Под влиянием серии сформировался в советское время сам жанр биографии как своего рода житийной литературы. Объект повествования должен быть безупречен во всем: в творчестве, в личном поведении, в любви. Все это относится и к писательским биографиям, хотя их удельный вес в нескончаемой серии был не так уж высок. С творческими личностями же случается всякое: они могут быть жестоки, самолюбивы, деспотичны, капризны, эгоцентричны, мстительны, трусливы, совершать неблагородные поступки, ревновать к чужой славе, вступать в досадные конфликты друг с другом. Но задача биографа виделась в том, чтобы утаить часть правды и покрыть неприглядные моменты слоем позолоты. Не оттого ли возникал азарт стереть этот слой? Отчасти в этом ключ к сенсационному успеху в литературной среде блистательной, злой и несправедливой работы Белинкова об Олеше или разоблачительной книги Карабчиевского о Маяковском - в ту пору, когда, изданные за рубежом, они ходили в тамиздате.
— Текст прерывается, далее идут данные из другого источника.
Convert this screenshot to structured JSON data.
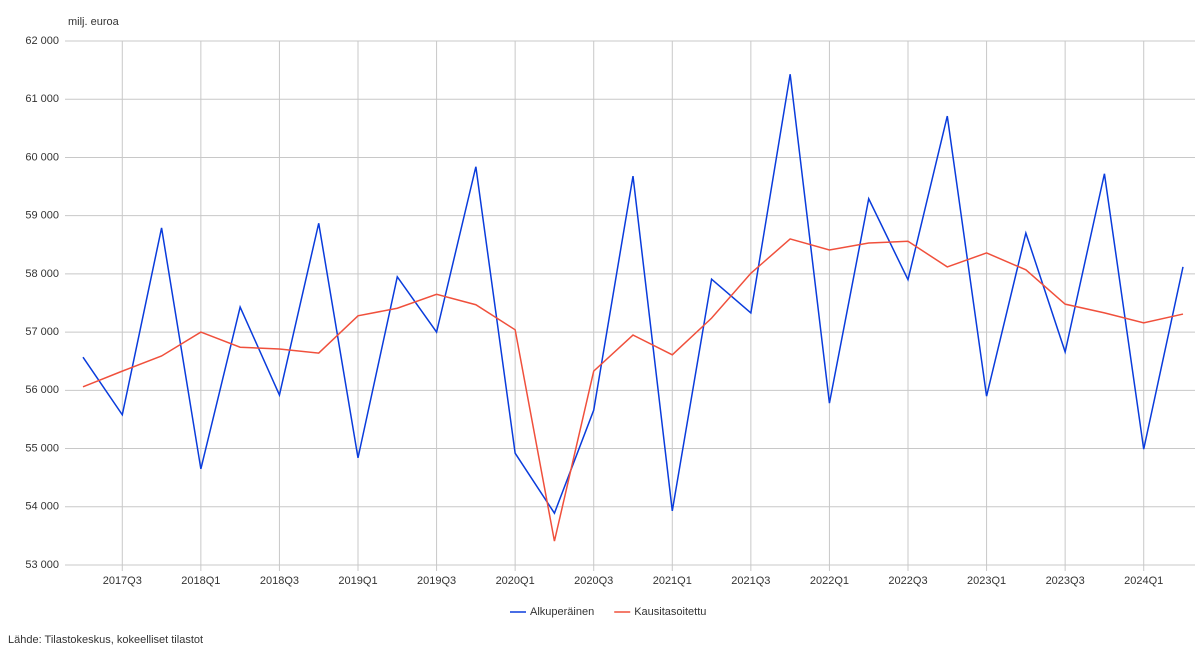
{
  "chart_data": {
    "type": "line",
    "y_axis_label": "milj. euroa",
    "source": "Lähde: Tilastokeskus, kokeelliset tilastot",
    "categories": [
      null,
      "2017Q3",
      null,
      "2018Q1",
      null,
      "2018Q3",
      null,
      "2019Q1",
      null,
      "2019Q3",
      null,
      "2020Q1",
      null,
      "2020Q3",
      null,
      "2021Q1",
      null,
      "2021Q3",
      null,
      "2022Q1",
      null,
      "2022Q3",
      null,
      "2023Q1",
      null,
      "2023Q3",
      null,
      "2024Q1",
      null
    ],
    "series": [
      {
        "name": "Alkuperäinen",
        "color": "#0a3cdc",
        "values": [
          56570,
          55580,
          58790,
          54650,
          57430,
          55920,
          58870,
          54840,
          57950,
          57000,
          59840,
          54920,
          53890,
          55660,
          59680,
          53930,
          57910,
          57330,
          61430,
          55780,
          59290,
          57900,
          60710,
          55900,
          58700,
          56660,
          59720,
          54990,
          58120
        ]
      },
      {
        "name": "Kausitasoitettu",
        "color": "#f0503c",
        "values": [
          56060,
          56330,
          56590,
          57000,
          56740,
          56710,
          56640,
          57280,
          57410,
          57650,
          57470,
          57040,
          53410,
          56330,
          56950,
          56610,
          57240,
          58010,
          58600,
          58410,
          58530,
          58560,
          58120,
          58360,
          58070,
          57480,
          57330,
          57160,
          57310
        ]
      }
    ],
    "ylim": [
      53000,
      62000
    ],
    "yticks": [
      {
        "value": 53000,
        "label": "53 000"
      },
      {
        "value": 54000,
        "label": "54 000"
      },
      {
        "value": 55000,
        "label": "55 000"
      },
      {
        "value": 56000,
        "label": "56 000"
      },
      {
        "value": 57000,
        "label": "57 000"
      },
      {
        "value": 58000,
        "label": "58 000"
      },
      {
        "value": 59000,
        "label": "59 000"
      },
      {
        "value": 60000,
        "label": "60 000"
      },
      {
        "value": 61000,
        "label": "61 000"
      },
      {
        "value": 62000,
        "label": "62 000"
      }
    ],
    "grid": true,
    "legend": "bottom"
  }
}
В девяностых годах литературный иконостас подвергся массовой ревизии. Появились разоблачительные и полуразоблачительные биографии недавних советских святых. Трудно даже представить себе, чтобы в советское время могла печататься в толстом журнале биография Алексея Толстого под названием “Красный шут” (тем не менее исчезнувшим в книжном варианте), награждаться государственной по сути премией (“Большая книга”), а ее автор, Алексей Варламов, в интервью в связи с наградой говорил бы, что изначально Алексей Николаевич Толстой как человек был ему несимпатичен и что он видит задачу биографа в том, чтобы “как минимум демифологизировать, демистифицировать своих персонажей, как максимум - разгадать код их судьбы”.
Но демифологизации и демистификации подвергся лишь старый иконостас, в то время как был стремительно воздвигнут новый пантеон литературных святых (Булгаков, Платонов, Пастернак, Мандельштам, Ахматова, Цветаева). Меж тем именно в ХХ веке особенно заметной стала роль биографии в творчестве художника. Легенда, миф сделались частью творческой стратегии, а судьба непосредственно влияла на восприятие текстов. Не надо было быть пророком, чтобы предположить: наступит время, когда будут сделаны попытки поколебать и этот треножник.